Me : Adik lagi dimana waktu itu?

Him : Aku sama xxx lagi abis dari ruang ganti baju, abis olah raga. Ketemu kakak kelas yang cewek - cewek di tangga

Me : Trus?

Him : Ya tadi itu, mereka bilang suka. Pada manggil - manggil..xxx xxx..bibir kamu kok merah sekali, kamu ganteng deh

Me : ((omaigaattt dalam hati )) Trus menurut kamu gimana itu dik?

Him : Nggak cocok sih. Aneh. Kan masih bocil. Kalau cinta - cintaan kan nanti kalau udah menikah

Me : ( wkwkwkw..ngakak dengar statement terakhirnya ) iya betul, pakai baju sendiri aja kadang kancingnya masih salah yaa..( kataku sambil nguyek2 rambutnya yang lumayan gondrong untuk ukuran cowok )

Him : Oiya hari sebelumnya ada yang nitip kertas lewat aku, suruh ngasih ke xxx

Me : Oya?
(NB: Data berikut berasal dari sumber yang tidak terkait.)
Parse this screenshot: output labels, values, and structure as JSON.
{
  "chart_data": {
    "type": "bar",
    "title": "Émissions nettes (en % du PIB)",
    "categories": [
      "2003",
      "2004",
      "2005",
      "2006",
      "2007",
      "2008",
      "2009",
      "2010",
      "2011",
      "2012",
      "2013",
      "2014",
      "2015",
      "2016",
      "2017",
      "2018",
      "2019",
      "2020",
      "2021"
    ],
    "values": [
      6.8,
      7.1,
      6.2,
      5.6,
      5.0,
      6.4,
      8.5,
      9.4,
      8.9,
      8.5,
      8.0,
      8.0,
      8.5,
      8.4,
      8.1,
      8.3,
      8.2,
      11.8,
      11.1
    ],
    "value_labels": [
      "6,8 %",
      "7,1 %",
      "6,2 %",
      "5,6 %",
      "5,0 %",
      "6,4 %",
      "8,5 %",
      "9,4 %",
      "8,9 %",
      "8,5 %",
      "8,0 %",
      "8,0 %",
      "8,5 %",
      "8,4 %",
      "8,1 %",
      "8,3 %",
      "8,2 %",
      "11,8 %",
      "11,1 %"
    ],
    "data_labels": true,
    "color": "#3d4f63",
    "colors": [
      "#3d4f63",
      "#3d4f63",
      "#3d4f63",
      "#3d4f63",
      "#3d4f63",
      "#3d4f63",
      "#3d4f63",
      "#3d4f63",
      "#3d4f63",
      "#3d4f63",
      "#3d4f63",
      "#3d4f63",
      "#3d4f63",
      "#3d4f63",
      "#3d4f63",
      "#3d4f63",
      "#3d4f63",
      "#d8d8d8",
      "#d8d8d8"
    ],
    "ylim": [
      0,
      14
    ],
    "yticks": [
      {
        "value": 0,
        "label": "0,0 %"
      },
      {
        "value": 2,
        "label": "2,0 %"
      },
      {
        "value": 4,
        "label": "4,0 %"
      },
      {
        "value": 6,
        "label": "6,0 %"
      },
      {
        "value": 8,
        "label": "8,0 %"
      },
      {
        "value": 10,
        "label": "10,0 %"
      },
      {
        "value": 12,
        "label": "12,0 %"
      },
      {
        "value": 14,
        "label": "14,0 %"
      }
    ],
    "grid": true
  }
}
Lain kali jangan mau deh, suruh ngasih sendiri ke xxx

Him : Kenapa?

Me : Yah biar adik fokus belajar aja. Sambil bermain kalau pas jam istirahat. Lari - larian atau main pesawat kan seru

Him : Oke 


Dan demikianlah kehidupan sekolah offlinenya mengalir. Tak hanya tentang gedubrakan saat pagi, pak guru yang galak, temen yang suka membully, kini bertambah dengan romansa.

Tentang teman yang membully, kejadiannya di quarter pertama awal tahun ajaran. Bukan dia yang menjadi korban, tapi ikutan jengah juga mendengar ceritanya. Dia memang saya biasakan untuk menceritakan aktivitas hariannya di sekolah. Seringnya harus saya pancing dulu, tapi lumayanlah akhirnya dapat beberapa info dan gambaran harinya di sekolah hari itu.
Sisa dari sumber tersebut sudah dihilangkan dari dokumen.